Als Beispiel: Die phönizische Schrift war vom 11. bis ins 5. Jahrhundert v. Chr. in Gebrauch. Die ersten Runenfunde haben wir aus dem 2. Jahrhundert. Das ergibt eine Fundleere von etwa 700 Jahren, das ist gewaltig. Die norditalischen Alphabete (zur Zeit der Übernahme) fallen ins 3.-2. Jahrhundert v. Chr. - eine Fundleere von 300 Jahren, was bedeutend weniger und auch nicht ganz so ungewöhnlich wäre.
Kontakte zu den Phöniziern können nicht belegt werden. Eventuelle Kontakte werden maximal aus anderen Quellen vermutet (Heredot). Auf der anderen Seite sind sehr enge Kontakte zwischen Germanen und Norditalern sowohl in alten Schriften als auch archäologisch belegt - auch für die Zeit, in der eine evtl. Übernahme der Schrift hätte stattfinden müssen.
Anders als in dem Artikel behauptet, stammen sehr viele Runenfunde (wenn auch nicht die ältesten, was am Mangel von Mooren liegen kann, die Funde gut erhalten) auch aus Deutschland, und zwar Süddeutschland. Laut dem Runenprojekt der Uni Kiel 118, wogegen man in Dänemark 138 fand - unwesentlich mehr. Ein wirkliches Indiz ist Norden oder Süden also nicht für das Herausfinden, wo die Runen "erfunden" wurden.

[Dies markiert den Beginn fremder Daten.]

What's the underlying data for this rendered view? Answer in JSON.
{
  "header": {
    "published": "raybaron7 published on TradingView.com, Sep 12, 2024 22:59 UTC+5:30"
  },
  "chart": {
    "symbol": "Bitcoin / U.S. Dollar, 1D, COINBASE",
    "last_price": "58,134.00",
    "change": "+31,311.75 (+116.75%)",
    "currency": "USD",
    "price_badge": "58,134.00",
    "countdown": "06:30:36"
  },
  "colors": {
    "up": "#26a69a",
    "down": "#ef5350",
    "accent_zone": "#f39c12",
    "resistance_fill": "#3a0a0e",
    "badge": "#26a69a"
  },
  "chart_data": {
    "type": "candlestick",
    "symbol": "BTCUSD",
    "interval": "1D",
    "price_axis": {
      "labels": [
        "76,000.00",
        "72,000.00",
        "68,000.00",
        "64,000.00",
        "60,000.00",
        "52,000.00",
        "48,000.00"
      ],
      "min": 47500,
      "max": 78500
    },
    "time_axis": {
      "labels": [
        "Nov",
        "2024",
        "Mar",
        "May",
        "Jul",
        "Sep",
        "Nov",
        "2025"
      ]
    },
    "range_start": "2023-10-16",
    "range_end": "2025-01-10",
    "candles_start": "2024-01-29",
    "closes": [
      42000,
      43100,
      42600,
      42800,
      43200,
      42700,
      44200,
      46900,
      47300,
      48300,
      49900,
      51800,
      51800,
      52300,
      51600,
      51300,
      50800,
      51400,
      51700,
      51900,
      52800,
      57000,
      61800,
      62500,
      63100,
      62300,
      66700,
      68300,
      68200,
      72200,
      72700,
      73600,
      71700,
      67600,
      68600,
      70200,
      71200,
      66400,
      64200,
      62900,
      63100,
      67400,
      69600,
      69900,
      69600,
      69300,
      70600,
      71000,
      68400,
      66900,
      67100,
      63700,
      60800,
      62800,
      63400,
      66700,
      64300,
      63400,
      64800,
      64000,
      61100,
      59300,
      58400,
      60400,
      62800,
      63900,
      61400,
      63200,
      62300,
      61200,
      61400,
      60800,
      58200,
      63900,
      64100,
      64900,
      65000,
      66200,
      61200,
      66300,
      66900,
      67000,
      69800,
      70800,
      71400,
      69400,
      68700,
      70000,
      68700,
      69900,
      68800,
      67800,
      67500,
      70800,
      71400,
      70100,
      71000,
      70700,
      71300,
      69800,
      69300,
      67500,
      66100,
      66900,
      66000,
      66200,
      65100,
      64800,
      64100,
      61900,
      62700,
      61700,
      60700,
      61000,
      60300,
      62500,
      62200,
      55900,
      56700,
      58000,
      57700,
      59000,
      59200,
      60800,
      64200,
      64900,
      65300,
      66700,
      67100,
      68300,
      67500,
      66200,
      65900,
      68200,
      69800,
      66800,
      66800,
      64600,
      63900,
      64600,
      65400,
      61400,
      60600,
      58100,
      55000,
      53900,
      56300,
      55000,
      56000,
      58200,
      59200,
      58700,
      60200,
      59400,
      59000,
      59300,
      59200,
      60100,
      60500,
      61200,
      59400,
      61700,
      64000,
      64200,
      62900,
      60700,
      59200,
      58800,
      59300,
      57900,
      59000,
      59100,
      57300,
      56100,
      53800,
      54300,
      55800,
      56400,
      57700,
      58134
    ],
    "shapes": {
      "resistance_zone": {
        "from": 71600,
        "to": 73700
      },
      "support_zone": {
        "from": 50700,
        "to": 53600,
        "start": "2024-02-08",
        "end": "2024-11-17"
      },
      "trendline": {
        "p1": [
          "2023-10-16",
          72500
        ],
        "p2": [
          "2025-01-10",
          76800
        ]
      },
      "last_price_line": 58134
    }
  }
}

Weiters schreibt Vennemann:
Diese Schlussfolgerung funktioniert nur, sofern man die Runen als Gebrauchsschrift katalogisiert. Dafür gibt es aber keinerlei Hinweise, nicht eine einzige Inschrift deutet auf kommunikativen Zweck hin. Versteht man die Runen dagegen als Kultschrift, erklären sich der Großteil der Inschriften, die akrophonen Namen der Runen, die Form der Runen (manche sind identisch mit Kultzeichnungen früherer Felszeichnungen im germanischen Raum) sowie Aufbau der Runenreihe an sich.„Wenn ein Germane von den Lateinern zum Schreiben angeregt worden wäre, dann hätte er das lateinische Schreibsystem gelernt, wie andere Völker einschließlich der späteren germanischen Völker auch.“ Die äußerst aufwendige Leistung, ein eigenes Alphabet abzuleiten, stünde dazu in keinem Verhältnis. Es müsse also andere Anreize gegeben haben, mittels Runenschrift zu kommunizieren.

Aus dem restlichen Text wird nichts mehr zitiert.